A major tactic of the Union Mexicanos was to stay off the job until April 29, 1903 when the street car operators were to go on strike and put a stop to the entire transit system. With both the operators and track layers on the strike the goal was to disrupt the completion of the track in time for President Theodore Roosevelt’s visit. The disruption was supposed to force Huntington to succumb to the demands of the workers and grant them their wage increase. The motorman and conductors were all to go on strike at 7:30 PM. At the proposed hour only 12 of the 764 street car workers walked off the job. The operators were intimidated by Huntington who gave an ultimatum, anyone that goes on strike would be fired indefinitely. The railroad company also kept police and strike breakers ready in case the operators did strike. This lack of solidarity between the street car operators and track workers undermined the power of the strike and made Huntington the victor.

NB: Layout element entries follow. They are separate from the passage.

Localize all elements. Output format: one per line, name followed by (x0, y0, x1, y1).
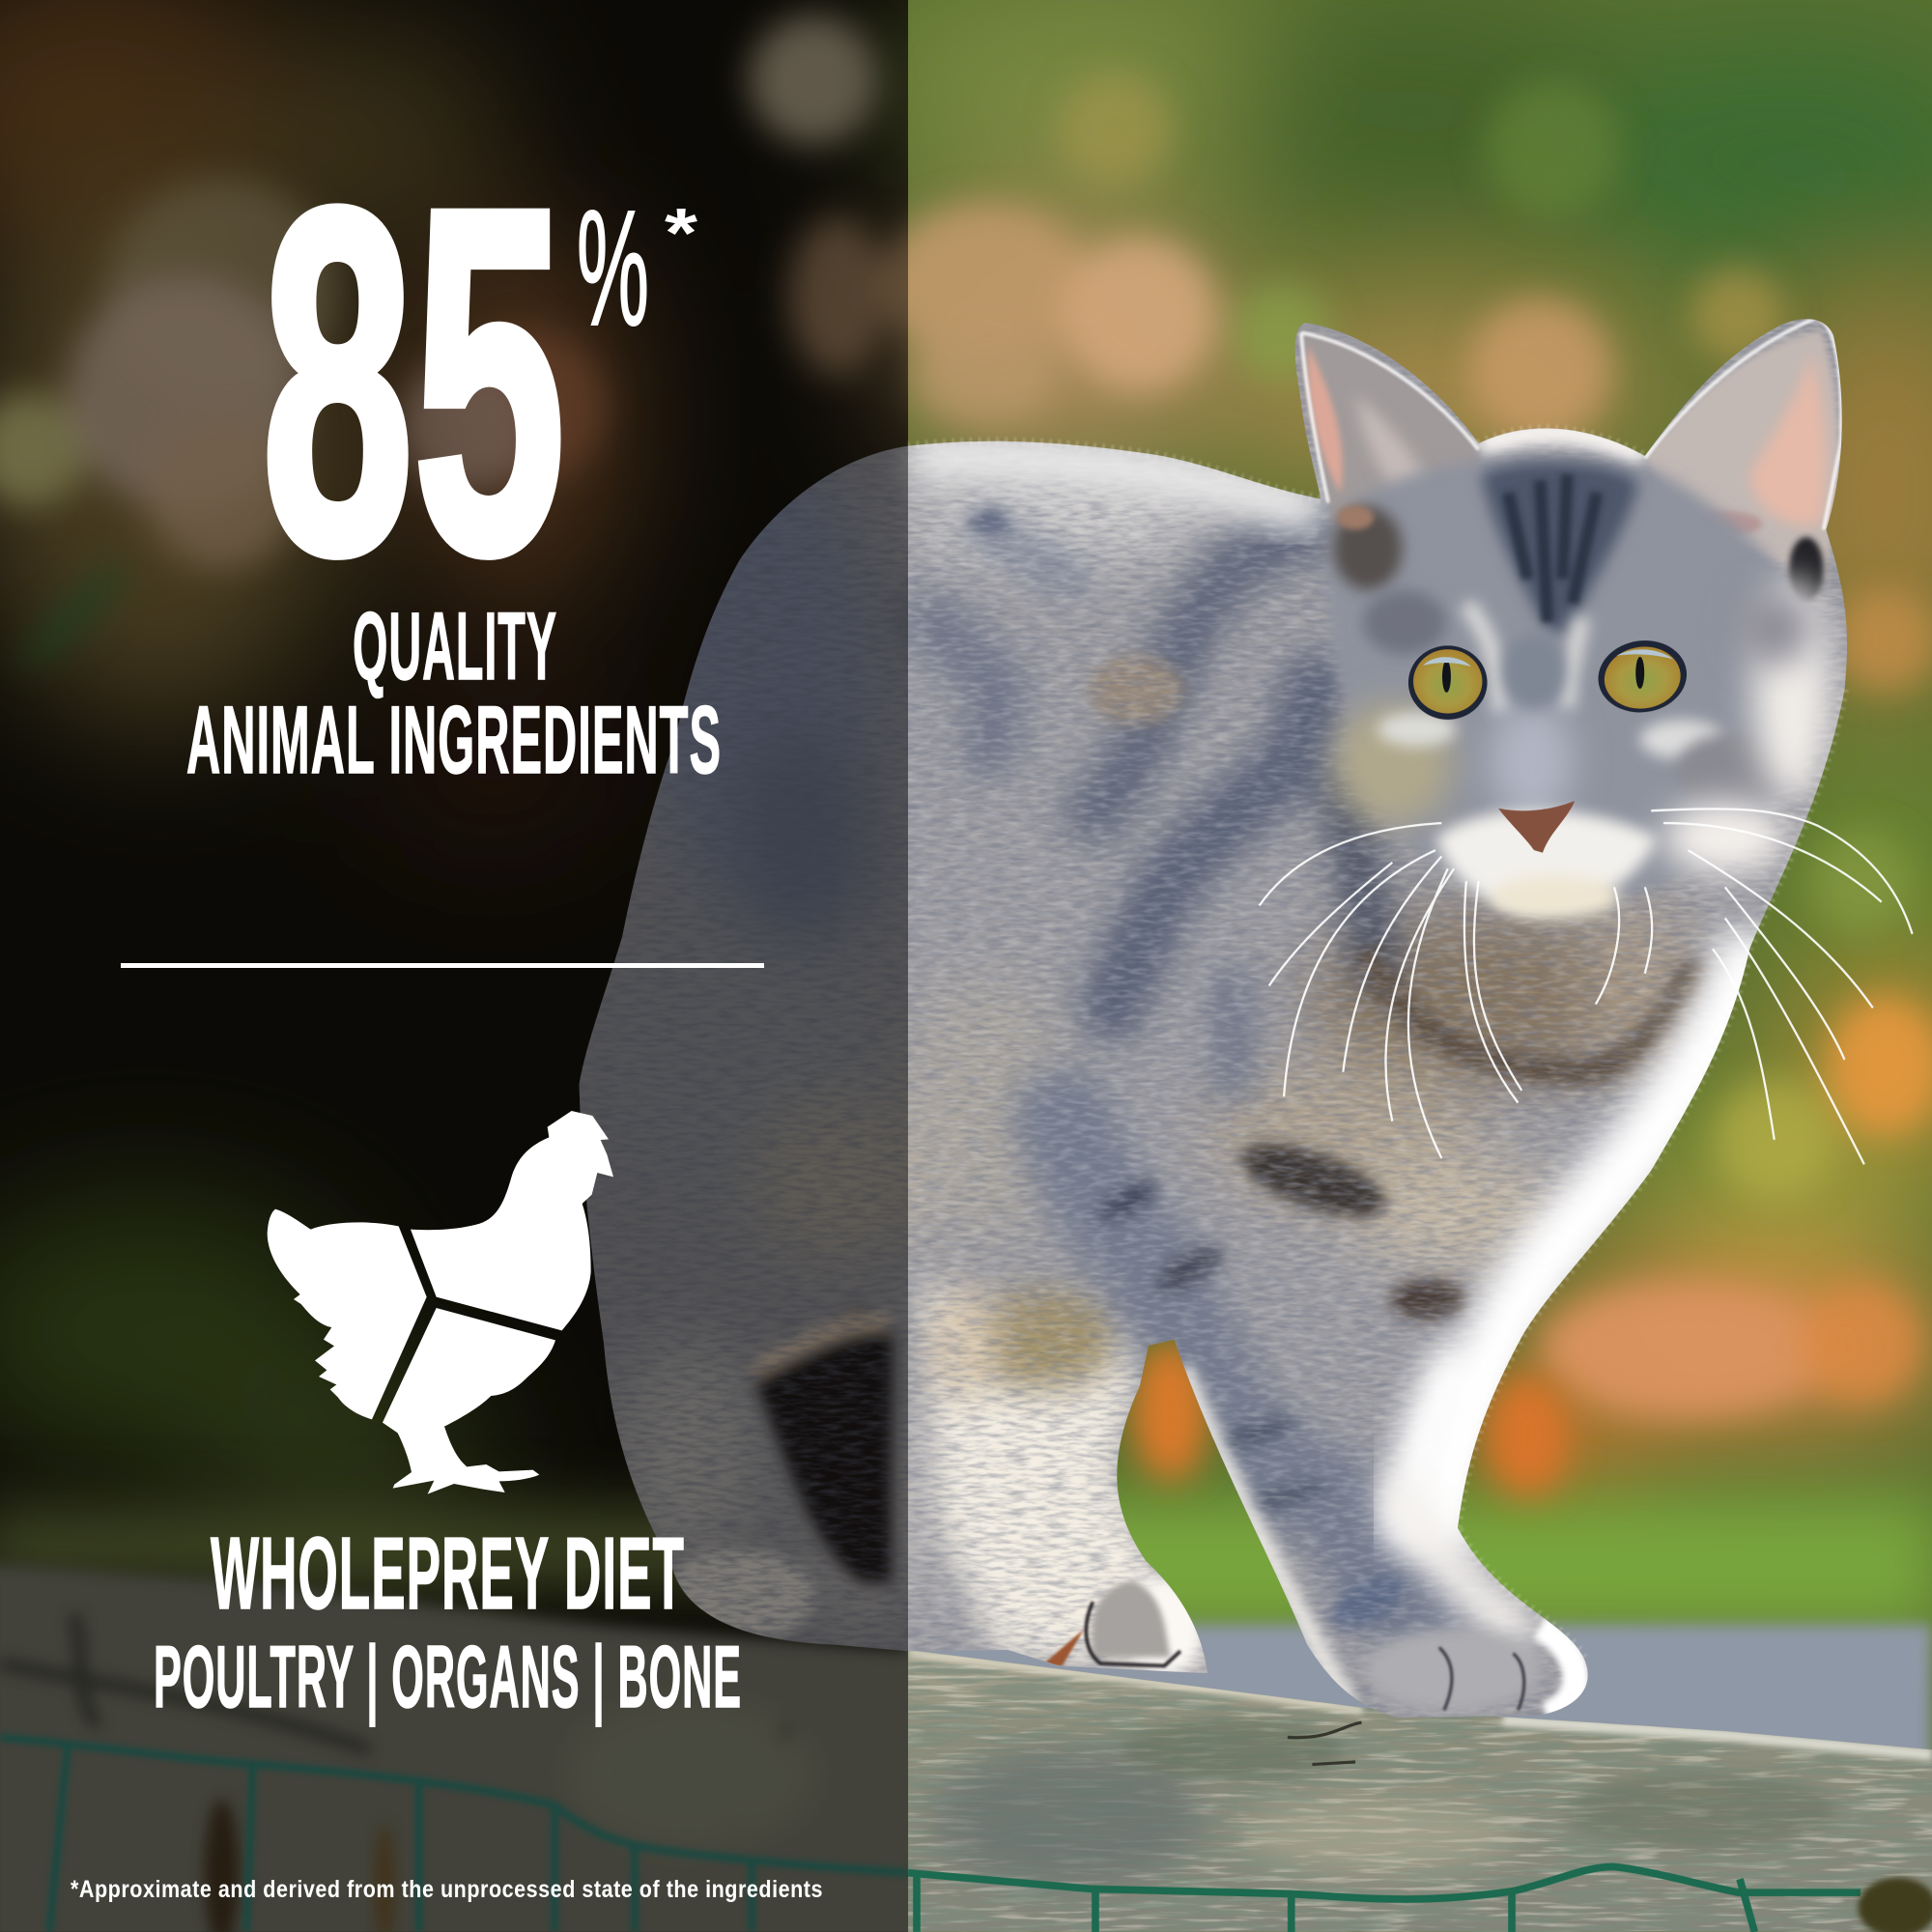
cat: nose (1498, 801, 1575, 853)
cat: whiskers (1260, 809, 1913, 1164)
foreground foliage corner (1858, 1878, 1932, 1932)
text: wholeprey diet: WHOLEPREY DIET (211, 1517, 685, 1631)
cat: left ear (1301, 330, 1481, 579)
infographic canvas: POULTRY | ORGANS | BONE (154, 1629, 742, 1727)
cat: body markings (604, 456, 1688, 1627)
cat (567, 308, 1913, 1725)
cat: fur texture (567, 308, 1861, 1725)
cat: back paw (1041, 1577, 1204, 1676)
cat: right ear (1645, 318, 1841, 579)
wooden fence rail (0, 1562, 1932, 1932)
blurred wire section behind panel (0, 1737, 908, 1932)
infographic canvas: ANIMAL INGREDIENTS (186, 686, 722, 793)
heading: 85 percent statistic: % (577, 177, 649, 360)
cat: face (1326, 458, 1833, 918)
subheading: quality animal ingredients (186, 592, 722, 793)
big number 85: 85 (262, 109, 565, 654)
dark translucent left panel (0, 0, 908, 1932)
heading: 85 percent statistic (262, 109, 697, 654)
cat: rear white leg (918, 1282, 1213, 1676)
muzzle (1435, 810, 1658, 912)
asterisk: * (665, 195, 697, 272)
cat: left eye (1408, 645, 1488, 720)
icon: chicken divided into three sections (268, 1111, 613, 1494)
footnote: *Approximate and derived from the unprocessed state of the ingredients (71, 1876, 823, 1903)
background: lawn band (0, 1497, 1932, 1633)
cat: right eye (1594, 635, 1691, 718)
cat: front paw (1365, 1627, 1576, 1716)
cat: tabby stripes (934, 526, 1424, 1616)
brow and nose bridge highlights (1466, 604, 1580, 712)
background: road (908, 1624, 1932, 1772)
subheading: quality animal ingredients: QUALITY (353, 592, 557, 699)
wire fence (0, 1737, 1861, 1932)
cat: backlit fur fringe (908, 428, 1844, 1658)
cat: backlit white rim (1435, 936, 1762, 1552)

==Strategies used by Pacific Electric against the strikers==
Huntington brought in laborers from other rail projects in the area such as Long Beach and the Southbay. The workers brought in to finish the Main street job were paid 22 cents an hour, a two cent increase over the demands of the strikers. Huntington raised the wages for three reasons, one was for attracting replacements to come in and finish laying track. Second, was that Huntington had a deadline to finish the track by May 6 for the Fiesta and arrival of President Roosevelt. Lastly, the higher pay was intended to weaken the strike and the strikers affiliation to Union Mexicanos as well as to avoid having replacement Mexican workers joining the strike. The strikers were helped by women relatives on April 26 when they infiltrated the work site and got at least fifty workers to put down their tools. Huntington also had the help of the Los Angeles Times which wrote negatively about the strikers. In one article the paper called the workers "peons, stupid fellows who don't know what a union is." The same article than describes the women that influenced men to drop their tools as "Amazons".

==End of strike==
The strike lost momentum and ended after April 29 when the motor men did not strike. With an abundance of laborers, Huntington was able to defeat the strike and finish the rail line by the time Roosevelt arrived. It appears the strike was not very big judging by the interpretation of the Los Angeles Times that said for the police they "probably had the dullest Saturday night all year." Another reason for the strike ending is that many of the strikers found work elsewhere because most people found the work to be grueling, not a job they would keep for long.

==Significance of strike==

The strike marks the first time Mexican workers strike against their employer. It also breaks the stereotype Mexicans were given such as Mexican workers being docile and easy to control.